What is your area of research? How long have you been working in this field? How long have you been lecturing at PPCU?
Broadly speaking, my areas of research are public international law and European law. I started teaching at PPCU in 2010 and I am in charge of all the subjects related to them. Besides the solid foundation that the knowledge of public international law and European law mean nowadays, I am proud to say that we provide a variety of specialized subjects as well like law of international organizations, law of diplomatic and consular rights, UN model seminar, analysis of relevant conflicts and other horizontal issues of public international law etc.
As a researcher, I am particularly interested in the international law of the sea, maritime piracy and those issues creating a special situation concerning jurisdiction, but I am also interested in the work of international courts and tribunals and the way public international law tries to keep pace with technology (especially AI).
Have you got any recent teaching experience at foreign universities and with the students of these universities?
I belong to a generation that learnt languages and had more advanced language exams but didn’t have many opportunities to study abroad, we didn’t have many scholarships and the development of technology, that can facilitate these issues, was light years from now. This is especially true in the field of law that has always meant a more closed and disciplined structure and training. By now, we have more opportunities, I also teach abroad and have common projects with foreign colleagues, go regularly to conferences etc. I am lucky that I had a chance to give lectures and to present papers not only across Europe but also in Latin America and New York and to work together, currently as well, with great foreign lecturers and researchers.
At the Institute, we receive foreign lecturers regularly from all over the world and we also teach foreign students from all over the world at PPCU but we are also very active in working in dual degree programmes.
For this very reason, as the Erasmus coordinator of our Institute, I find it very important that we help students to spend at least a semester abroad and to have foreign lecturers here since they give us a different perspective on these subjects and life in general that can be very refreshing and they can inspire our students.

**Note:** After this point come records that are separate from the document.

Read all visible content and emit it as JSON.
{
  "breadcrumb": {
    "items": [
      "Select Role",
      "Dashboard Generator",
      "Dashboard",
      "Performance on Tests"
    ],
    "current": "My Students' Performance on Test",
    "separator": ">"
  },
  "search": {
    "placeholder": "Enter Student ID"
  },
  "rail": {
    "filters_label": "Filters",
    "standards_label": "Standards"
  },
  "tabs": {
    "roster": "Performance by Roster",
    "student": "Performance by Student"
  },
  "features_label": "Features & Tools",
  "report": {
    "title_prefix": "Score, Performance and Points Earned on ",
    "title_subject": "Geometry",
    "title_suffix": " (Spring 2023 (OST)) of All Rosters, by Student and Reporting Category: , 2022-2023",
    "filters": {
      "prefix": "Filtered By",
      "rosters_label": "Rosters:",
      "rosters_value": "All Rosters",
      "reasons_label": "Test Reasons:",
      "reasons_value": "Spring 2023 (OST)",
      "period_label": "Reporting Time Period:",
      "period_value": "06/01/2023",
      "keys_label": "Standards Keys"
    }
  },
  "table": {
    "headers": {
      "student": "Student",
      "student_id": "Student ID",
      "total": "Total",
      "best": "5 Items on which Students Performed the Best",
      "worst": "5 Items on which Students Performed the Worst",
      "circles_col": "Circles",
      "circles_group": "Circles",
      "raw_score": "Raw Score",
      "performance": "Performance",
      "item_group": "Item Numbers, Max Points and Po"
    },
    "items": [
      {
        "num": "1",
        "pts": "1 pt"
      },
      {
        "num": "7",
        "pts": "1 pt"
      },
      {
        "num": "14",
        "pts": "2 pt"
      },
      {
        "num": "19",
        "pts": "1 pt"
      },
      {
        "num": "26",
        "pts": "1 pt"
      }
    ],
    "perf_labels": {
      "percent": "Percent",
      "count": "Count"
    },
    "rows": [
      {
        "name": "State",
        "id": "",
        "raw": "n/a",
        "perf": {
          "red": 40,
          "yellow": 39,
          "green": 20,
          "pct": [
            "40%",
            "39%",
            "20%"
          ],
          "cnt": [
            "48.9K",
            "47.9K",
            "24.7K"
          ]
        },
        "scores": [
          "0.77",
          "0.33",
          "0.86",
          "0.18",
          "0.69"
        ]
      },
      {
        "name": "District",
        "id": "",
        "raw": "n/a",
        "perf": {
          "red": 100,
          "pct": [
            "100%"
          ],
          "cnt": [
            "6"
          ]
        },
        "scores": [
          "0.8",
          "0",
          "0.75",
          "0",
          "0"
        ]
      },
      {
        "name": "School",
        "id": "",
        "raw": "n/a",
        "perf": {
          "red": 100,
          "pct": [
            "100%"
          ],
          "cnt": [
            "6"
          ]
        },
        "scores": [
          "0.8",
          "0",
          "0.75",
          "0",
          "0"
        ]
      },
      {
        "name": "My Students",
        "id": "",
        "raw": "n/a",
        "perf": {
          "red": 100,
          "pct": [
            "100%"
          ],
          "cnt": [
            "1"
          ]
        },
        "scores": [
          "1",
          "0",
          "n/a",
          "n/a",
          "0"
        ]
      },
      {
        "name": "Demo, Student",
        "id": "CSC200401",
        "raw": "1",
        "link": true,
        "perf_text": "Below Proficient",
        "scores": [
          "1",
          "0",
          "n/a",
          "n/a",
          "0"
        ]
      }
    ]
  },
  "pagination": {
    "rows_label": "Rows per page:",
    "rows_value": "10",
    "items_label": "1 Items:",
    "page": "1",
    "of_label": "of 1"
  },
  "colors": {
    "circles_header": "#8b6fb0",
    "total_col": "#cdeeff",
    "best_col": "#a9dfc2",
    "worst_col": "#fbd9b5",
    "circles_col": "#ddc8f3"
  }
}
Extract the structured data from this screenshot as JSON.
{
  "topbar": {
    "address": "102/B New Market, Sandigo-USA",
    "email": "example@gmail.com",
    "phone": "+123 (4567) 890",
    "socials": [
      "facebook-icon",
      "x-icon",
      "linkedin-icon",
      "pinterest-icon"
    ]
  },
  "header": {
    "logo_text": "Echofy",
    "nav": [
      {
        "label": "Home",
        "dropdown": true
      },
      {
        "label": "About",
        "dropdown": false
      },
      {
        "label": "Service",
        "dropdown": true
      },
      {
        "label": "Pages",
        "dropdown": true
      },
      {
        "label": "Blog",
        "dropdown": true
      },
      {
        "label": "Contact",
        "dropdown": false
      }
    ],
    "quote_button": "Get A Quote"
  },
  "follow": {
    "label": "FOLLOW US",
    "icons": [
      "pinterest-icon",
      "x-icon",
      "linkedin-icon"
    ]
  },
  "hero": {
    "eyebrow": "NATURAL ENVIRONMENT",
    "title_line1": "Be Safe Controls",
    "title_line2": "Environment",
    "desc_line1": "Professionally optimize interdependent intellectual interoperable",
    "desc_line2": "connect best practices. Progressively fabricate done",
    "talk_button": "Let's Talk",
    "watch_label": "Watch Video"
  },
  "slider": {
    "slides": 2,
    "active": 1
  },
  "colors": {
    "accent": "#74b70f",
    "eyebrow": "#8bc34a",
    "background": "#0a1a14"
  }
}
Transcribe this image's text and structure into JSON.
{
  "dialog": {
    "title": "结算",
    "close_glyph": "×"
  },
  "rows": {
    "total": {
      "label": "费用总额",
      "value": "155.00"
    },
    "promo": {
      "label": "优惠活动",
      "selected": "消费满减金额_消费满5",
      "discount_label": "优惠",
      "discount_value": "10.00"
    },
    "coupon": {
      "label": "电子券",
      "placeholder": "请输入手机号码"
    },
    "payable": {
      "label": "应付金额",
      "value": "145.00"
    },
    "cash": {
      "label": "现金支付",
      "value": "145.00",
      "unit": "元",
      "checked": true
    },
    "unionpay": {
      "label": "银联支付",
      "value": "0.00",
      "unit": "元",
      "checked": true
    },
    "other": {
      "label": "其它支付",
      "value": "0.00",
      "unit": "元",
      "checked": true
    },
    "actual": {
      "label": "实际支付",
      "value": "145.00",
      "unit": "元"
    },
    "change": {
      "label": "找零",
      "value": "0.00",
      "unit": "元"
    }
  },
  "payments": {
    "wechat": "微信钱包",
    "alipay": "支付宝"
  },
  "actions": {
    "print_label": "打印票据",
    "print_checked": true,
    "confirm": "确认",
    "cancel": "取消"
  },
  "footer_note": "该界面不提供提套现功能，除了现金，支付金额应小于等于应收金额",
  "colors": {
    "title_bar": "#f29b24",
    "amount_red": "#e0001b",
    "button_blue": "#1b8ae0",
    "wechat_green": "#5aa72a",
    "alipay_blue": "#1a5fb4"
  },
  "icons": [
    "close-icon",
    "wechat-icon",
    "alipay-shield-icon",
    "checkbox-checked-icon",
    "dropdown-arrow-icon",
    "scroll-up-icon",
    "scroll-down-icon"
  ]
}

Your lectures here, at PPCU, are very popular with foreign students. To what reasons do you attribute this?
I wonder if they are popular, I really can’t judge that. On the one hand, these subjects (public international law and European law) are very difficult, especially when you are not a law student because you should take off your glasses through which you have looked at the world and wear new ones that aren’t always rose-coloured. I must also mention that law requires the students learning a special terminology, so it is not easy for them.
The way in which they study in general must change when it comes to legal subjects. You must understand what you read or hear but also be precise and learn it properly because in case of a definition, every word can have a meaning and their order or position in the definition has an aim and it is intentional. Therefore, law is not the area where you summarize broadly what you read, it requires a lot of effort and concentration.
On the other hand, there are many interesting topics and you will never read news in the same way you did before. It is like giving someone a candle in the dark, you start to see what’s going on around you and with the different subject my colleagues teach in the end it will be light and students see why things happen in a particular way.
As for the lectures, I prefer the dialogue and interactive style, so I try to ask a lot and I like when they also ask, so we can discuss. I try to do my best to create an atmosphere where students dare to ask or express their opinion. I think respect and honesty we give to one another are the key.
What do you like about teaching foreign students?
Everything. Now I have a group of students from all over the world, literally. Different traditions, different cultures and different legal systems. It is wonderful to see how these differences can turn out to be beneficial just like in case of the International Court of Justice. Difference can be a blessing and can strengthen us and it is especially useful when you teach public international law because it models real life. If we think about how the UN Assembly operates, we can model that since we have representatives of so many states with different views on life and international relations and sometimes we talk about students whose states are currently in a conflict with each other. Therefore, it is not only the topic but also the style how you and your students deal with these delicate issues. It is our job to analyse a case objectively, we cannot avoid that and in my experience, students are eager to learn how the international community regards their country and they would also like to get answers and express their opinion on topics affecting their country.
I think this is exactly the essence of my work and the coordinating function of public international law prevails during these lectures.
Do you ever give your Hungarian students advice on where to spend their Erasmus scholarship? What aspects do you take into consideration when you do so?
Yes, it belongs to my tasks both as a lecturer and, especially, as an Erasmus coordinator. We have many great partner universities, so students have a variety to choose. Obviously, you can give some general advice based on the experience of other students or our own experience, but the most important is to customize the opportunity in order that students could find the best university that fits their needs. However, I must mention that our students are well informed and they already have their plans in my mind, so my task is usually to have a chat individually with them about subjects they would choose and to help them to find an additional support and check their legal documents.